Praktische Schwierigkeiten ergeben sich aus der dargestellten Rechtslage für die Arbeitsverwaltung nicht. Denn der Sperrzeittatbestand des § 119 Abs 1 Satz 1 Nr 2 AFG ist nur dann als nicht erfüllt anzusehen, wenn das Verhalten des Arbeitslosen offensichtlich nicht zu einer Verlängerung der Arbeitslosigkeit geführt hat. Hätte der Arbeitslose, wie im Falle der Klägerin, die angebotene Stelle innerhalb eines Monats antreten können, mag die Arbeitsverwaltung mit der Feststellung der Sperrzeit zuwarten. Erscheint dies jedoch nicht tunlich, kann sie den Eintritt der Sperrzeit mit der Zusage feststellen, diese Entscheidung aufzuheben, sofern der Arbeitslose bis zu dem Zeitpunkt, zu dem er die angebotene Stelle hätte antreten können, einen Arbeitsplatz gefunden hat.

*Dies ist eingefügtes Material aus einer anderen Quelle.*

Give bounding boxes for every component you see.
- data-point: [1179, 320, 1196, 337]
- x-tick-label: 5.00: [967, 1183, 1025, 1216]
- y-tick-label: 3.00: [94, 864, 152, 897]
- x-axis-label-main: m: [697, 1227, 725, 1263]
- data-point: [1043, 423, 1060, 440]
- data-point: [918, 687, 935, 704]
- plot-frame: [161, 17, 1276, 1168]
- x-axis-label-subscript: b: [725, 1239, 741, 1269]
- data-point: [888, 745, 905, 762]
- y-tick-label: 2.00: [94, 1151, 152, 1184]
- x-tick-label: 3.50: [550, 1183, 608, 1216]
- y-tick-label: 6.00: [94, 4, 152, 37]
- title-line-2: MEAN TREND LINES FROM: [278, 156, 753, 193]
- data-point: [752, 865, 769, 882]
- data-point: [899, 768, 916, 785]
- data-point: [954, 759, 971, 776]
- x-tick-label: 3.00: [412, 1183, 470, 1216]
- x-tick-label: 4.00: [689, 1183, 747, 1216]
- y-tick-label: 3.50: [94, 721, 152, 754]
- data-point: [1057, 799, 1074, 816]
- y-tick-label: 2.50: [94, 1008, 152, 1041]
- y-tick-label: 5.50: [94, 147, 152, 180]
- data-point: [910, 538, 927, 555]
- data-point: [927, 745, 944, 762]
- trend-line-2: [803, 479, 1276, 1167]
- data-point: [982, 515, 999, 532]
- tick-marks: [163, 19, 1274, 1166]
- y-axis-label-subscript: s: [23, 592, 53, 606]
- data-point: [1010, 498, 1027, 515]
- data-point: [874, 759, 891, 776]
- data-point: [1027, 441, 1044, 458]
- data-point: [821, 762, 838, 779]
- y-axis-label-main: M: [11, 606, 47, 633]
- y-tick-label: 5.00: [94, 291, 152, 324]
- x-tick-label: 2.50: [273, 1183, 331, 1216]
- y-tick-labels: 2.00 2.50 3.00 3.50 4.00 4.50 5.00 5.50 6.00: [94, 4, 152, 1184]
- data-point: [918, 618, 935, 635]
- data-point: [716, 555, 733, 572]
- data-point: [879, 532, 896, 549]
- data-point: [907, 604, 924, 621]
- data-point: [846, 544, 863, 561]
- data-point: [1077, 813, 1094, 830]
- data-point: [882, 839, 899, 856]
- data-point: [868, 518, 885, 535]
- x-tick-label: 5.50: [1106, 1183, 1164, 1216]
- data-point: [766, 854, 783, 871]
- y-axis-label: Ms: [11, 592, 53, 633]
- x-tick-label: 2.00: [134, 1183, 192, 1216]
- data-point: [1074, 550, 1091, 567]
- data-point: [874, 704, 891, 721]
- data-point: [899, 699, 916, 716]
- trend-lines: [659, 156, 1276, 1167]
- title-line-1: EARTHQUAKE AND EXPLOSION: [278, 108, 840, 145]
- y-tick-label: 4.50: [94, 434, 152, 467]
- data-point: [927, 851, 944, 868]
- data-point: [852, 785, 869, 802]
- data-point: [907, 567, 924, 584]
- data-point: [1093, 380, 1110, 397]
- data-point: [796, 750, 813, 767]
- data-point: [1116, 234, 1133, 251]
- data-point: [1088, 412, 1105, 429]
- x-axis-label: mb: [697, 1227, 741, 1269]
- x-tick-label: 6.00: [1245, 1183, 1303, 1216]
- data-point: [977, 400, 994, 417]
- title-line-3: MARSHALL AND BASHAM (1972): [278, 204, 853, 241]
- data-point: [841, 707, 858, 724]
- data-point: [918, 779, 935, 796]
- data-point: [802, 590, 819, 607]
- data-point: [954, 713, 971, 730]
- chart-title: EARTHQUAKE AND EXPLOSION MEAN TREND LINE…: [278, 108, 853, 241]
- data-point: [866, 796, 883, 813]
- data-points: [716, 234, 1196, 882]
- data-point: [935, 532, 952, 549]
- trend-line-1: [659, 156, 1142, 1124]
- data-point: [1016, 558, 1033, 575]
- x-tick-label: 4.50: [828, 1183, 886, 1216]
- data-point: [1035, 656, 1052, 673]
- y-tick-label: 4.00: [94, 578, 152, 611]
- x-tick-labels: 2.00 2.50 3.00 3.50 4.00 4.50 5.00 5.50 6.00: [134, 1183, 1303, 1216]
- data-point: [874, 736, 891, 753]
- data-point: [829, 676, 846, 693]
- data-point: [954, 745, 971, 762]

Veranlaßt eine solche Entscheidung den Arbeitslosen zu besonderen Bemühungen um Arbeit, erhält die Sperrzeit über die bloße Leistungsverweigerung hinaus einen weiteren sachgerechten Sinn.
Haben die Vorinstanzen demnach zu Recht entschieden, daß die Sperrzeit nicht eingetreten ist, ruhte das der Klägerin bewilligte Alg in der Zeit vom 3. bis 30. November 1976 nicht, so daß auch die Rückforderung sich als rechtswidrig erweist. Auch die Kostenentscheidungen der Vorinstanzen sind nicht zu beanstanden, da die Beklagte der Sache nach im vollen Umfang unterliegt. Die weitergehende Revision ist daher unbegründet.
Die Kostenentscheidung beruht auf § 193 SGG.